While Binnington wouldn’t say whether or not he would have been playing in the conference finals had the Blues gotten that far, coach Craig Berube said if there was a Game 7 with Colorado, Torey Krug would have played and he almost played in Game 6 .
“If it was up to Kruger he would’ve played that game,” Berube said. “It was a tough call. Yeah, with his injury and stuff like that and with (Marco) Scandella’s injury — I did not want to go seven D. It was tough. He was ready. He could’ve played probably. But I didn’t think it was worth it at the time. But power play maybe it would’ve been — it’s a tough call.
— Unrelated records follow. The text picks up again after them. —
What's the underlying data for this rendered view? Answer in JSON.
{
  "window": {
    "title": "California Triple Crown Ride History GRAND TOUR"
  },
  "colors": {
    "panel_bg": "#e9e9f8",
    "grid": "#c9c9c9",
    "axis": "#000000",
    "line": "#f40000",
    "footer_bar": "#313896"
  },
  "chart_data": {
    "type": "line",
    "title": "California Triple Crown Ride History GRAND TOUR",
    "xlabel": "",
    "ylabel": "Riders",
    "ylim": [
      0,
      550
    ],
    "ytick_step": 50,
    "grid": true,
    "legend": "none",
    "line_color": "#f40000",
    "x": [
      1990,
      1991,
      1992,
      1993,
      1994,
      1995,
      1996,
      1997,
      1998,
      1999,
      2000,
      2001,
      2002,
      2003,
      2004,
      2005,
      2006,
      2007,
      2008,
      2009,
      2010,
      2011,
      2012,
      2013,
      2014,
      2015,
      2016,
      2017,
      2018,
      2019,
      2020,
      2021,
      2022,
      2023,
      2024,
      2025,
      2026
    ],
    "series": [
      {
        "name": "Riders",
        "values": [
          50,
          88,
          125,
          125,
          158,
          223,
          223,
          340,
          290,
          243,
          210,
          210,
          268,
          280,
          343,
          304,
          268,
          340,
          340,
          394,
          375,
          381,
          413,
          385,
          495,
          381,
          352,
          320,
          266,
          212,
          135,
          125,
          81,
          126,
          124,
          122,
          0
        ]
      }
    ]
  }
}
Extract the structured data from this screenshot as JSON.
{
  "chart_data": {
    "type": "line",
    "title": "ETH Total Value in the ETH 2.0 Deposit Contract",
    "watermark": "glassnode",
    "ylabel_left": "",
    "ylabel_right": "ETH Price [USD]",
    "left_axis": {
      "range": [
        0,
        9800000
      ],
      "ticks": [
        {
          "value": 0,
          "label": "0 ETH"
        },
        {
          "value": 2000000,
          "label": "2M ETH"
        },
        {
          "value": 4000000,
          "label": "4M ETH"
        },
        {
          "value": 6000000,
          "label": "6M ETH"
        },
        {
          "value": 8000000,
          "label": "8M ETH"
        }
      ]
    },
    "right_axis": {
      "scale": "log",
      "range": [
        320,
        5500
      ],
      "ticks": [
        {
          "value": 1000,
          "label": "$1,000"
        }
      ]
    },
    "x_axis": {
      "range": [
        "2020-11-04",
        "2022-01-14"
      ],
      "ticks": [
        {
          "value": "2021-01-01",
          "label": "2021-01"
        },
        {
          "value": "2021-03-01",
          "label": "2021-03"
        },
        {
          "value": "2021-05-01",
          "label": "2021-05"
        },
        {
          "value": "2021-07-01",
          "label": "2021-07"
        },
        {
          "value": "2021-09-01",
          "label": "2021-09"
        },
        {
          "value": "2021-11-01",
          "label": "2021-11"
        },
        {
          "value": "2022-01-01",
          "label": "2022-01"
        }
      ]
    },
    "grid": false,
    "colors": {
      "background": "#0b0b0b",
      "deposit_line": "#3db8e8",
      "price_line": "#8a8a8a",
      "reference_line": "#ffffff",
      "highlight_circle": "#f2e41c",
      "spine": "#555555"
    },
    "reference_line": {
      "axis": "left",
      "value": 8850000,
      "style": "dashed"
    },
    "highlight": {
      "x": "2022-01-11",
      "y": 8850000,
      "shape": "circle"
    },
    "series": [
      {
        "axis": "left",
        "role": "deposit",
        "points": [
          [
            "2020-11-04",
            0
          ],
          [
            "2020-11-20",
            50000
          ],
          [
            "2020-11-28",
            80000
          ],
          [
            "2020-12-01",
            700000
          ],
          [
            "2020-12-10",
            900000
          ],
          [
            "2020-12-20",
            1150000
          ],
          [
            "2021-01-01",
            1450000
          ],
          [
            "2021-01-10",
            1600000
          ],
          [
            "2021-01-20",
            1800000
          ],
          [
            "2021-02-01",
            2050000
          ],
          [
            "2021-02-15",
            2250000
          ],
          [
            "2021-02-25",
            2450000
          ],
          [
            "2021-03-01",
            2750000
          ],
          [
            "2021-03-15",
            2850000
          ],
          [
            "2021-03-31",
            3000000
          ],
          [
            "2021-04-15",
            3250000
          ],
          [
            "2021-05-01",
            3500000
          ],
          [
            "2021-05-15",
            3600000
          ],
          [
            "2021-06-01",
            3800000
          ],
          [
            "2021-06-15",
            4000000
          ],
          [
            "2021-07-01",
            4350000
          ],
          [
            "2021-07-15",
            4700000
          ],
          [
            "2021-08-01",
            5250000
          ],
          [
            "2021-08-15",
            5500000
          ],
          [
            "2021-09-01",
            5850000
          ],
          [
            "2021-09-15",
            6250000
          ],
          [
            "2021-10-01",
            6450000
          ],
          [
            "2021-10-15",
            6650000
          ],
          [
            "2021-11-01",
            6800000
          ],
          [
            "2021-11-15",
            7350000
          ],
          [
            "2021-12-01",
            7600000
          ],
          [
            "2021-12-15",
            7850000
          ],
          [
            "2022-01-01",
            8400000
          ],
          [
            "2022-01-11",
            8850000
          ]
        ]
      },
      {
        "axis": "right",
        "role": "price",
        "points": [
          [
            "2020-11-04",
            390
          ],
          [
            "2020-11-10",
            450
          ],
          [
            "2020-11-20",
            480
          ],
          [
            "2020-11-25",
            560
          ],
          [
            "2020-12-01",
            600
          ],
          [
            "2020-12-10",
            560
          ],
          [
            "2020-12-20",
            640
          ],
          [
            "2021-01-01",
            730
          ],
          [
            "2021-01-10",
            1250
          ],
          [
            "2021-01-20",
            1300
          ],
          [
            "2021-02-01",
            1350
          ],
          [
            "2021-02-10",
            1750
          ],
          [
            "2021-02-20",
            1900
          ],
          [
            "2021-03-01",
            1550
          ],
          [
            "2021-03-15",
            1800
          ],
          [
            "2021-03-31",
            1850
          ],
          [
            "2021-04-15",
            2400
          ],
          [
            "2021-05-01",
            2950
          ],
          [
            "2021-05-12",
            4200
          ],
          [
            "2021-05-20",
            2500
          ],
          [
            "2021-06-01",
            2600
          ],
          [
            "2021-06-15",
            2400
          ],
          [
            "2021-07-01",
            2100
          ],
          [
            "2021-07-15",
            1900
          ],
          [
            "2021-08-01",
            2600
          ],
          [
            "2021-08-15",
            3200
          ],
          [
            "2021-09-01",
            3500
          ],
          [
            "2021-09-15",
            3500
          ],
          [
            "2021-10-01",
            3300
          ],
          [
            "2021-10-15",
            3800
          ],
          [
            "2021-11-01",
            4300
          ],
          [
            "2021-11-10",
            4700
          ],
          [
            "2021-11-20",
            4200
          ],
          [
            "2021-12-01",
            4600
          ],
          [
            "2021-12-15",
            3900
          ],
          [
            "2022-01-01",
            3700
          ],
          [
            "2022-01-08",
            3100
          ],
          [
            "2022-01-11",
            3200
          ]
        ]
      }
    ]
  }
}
But if we got past that game he would’ve been in Game 7.”
Forward Brayden Schenn said he broke his ribs on three separate occasions during the season, and the third time, after a hit by San Jose’s Brent Burns, was what kept him out the final four games of the regular season.
“I’ve never broken a rib in my life,” Schenn said, “and one of those things where you get unlucky.”
General manager Doug said players were still players with their medical exams and which needed surgeries would be known later in the week. Binnington said he would not need surgery.
Waiting their turn
There are five NHL head coaching jobs open at the moment, and Armstrong wouldn’t be surprised if one of Berube’s three assistants — Jim Montgomery, Steve Ott and Mike Van Ryn — get one of them. Actually, he said, he would like it if there was some movement on the staff.
“I hope there is,” Armsrtong said. “I really hope there is. I think that Robby DiMaio, who was with us for a long time (as director of player personnel), is now an assistant GM in Anaheim. I think that’s a reflection on the great work Rob did here and also being part of a good organization. I think that our three assistant coaches, we have multiple coaches, but Steve Ott has come right from playing to coaching. I think he helped Craig with the power play, I think he did a really good job with that. I think he has the ability to be a head coach. Jimmy Montgomery has been an NHL head coach before, I thought he did a great job. I thought Mike Van Ryn has really touched everything, development coach, a minor league coach, an assistant coach. I think all three of these guys have aspirations to be NHL head coaches.
“I think they’re all deserving. I hope they get interviews. I hope they get to reach the goals they want to reach. But if they don’t, we’d love to have them back. Craig has told me that. I concur 100 percent, but also, I think part of any organization, you want to see growth and growth of those guys is commanding and taking part and running their own bench. If they get that opportunity, we’ll endorse them, we’ll push for them. But if they’re back, we’re a really good organization. … I’m compiling a list (of potential replacements). I think these guys are great coaches and I hope they get the opportunity.”
At the moment, there are openings in Dallas, Detroit, Philadelphia, Vegas and Winnipeg, and some successful coaches — Barry Trotz, Peter DeBoer and Paul Maurice — without a job.